When I = 10, j = 6, W is ‘D’ and S is’ ‘, the second result is executed, and the mismatch value of the substring “ABCDABD” of W is 2, then according to the algorithm idea 2.1, we can know that at this time, we need to match from the position 2 of W and I +1 of S. To paraphrase Wikipedia:Notice that "AB" appears at the beginning and end of "ABCDAB". That means the "AB" at the end can be used as the starting point for the next comparison.

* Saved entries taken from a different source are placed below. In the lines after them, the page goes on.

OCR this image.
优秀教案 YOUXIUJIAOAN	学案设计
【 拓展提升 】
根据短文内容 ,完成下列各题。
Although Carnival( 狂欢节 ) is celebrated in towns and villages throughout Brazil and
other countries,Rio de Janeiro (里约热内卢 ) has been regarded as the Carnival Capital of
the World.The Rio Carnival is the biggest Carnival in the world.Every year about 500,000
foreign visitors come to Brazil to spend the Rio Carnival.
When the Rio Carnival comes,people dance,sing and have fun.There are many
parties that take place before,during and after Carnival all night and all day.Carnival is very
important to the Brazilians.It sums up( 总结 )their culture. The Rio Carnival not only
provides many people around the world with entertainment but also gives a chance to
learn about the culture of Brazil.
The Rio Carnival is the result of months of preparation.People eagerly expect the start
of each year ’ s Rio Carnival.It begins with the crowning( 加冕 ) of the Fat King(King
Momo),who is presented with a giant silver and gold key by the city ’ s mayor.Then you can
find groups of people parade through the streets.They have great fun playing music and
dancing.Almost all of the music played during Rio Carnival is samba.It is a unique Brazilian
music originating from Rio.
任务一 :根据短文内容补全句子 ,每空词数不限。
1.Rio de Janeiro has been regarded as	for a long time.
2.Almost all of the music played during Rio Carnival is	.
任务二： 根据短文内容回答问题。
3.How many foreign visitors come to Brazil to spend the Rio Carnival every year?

Finally, if I ranges from 15 to 21 and j ranges from 0 to 6 are successfully matched, i-j is returned as the first letter of the string successfully matched with the word.
Algorithm code
public class KMP {
public static HashMap<Integer, Integer> next = new HashMap<>();
public static int KMP_caluate(String S, String W) {
int i = 0,j = 0;
// The first two are fixed
next.put(0, -1);
next.put(1.0);
// Calculate the mismatch array
matchTable(W);
System.out.println(next.toString());
// Start matching
while (i < S.length() && j < W.length()) {
char s = S.charAt(i);
char w = W.charAt(j);
if (s == w) {// Match successful, next bit
i++;
j++;
} else {
j = next.get(j);// Fail to get the mismatch position
if (j == -1) {// If the value is -1, it indicates that there is no matching failure and no common prefixes and suffixes. The next bit of S is compared with W again
i++;
j = 0; }}}return i - j;
}
public static void matchTable(String W) {
for (int i = 2; i < W.length(); i++) {
int len = 0;
next.put(i, len);
String subW = W.substring(0,i);
for(int j = 1; j < i; j++) { String prefix = subW.substring(0,j);
String suffix = subW.substring(i - j, i);
if(prefix.equals(suffix)) { len = j; next.put(i,len); }}}}public static void main(String[] args) {
String S = "acabaabaabcaccaabc", W ="abaabcac";
intindex = KMP_caluate(S,W); System.out.println(index); }}Copy the code
conclusion
The preliminary explanation of KMP algorithm ends here. It is relatively easy to solve this problem to clear the three matching ideas of string S and word W. The camera mainly takes you to comb through the process of THE KMP algorithm, as well as its internal operation process understanding.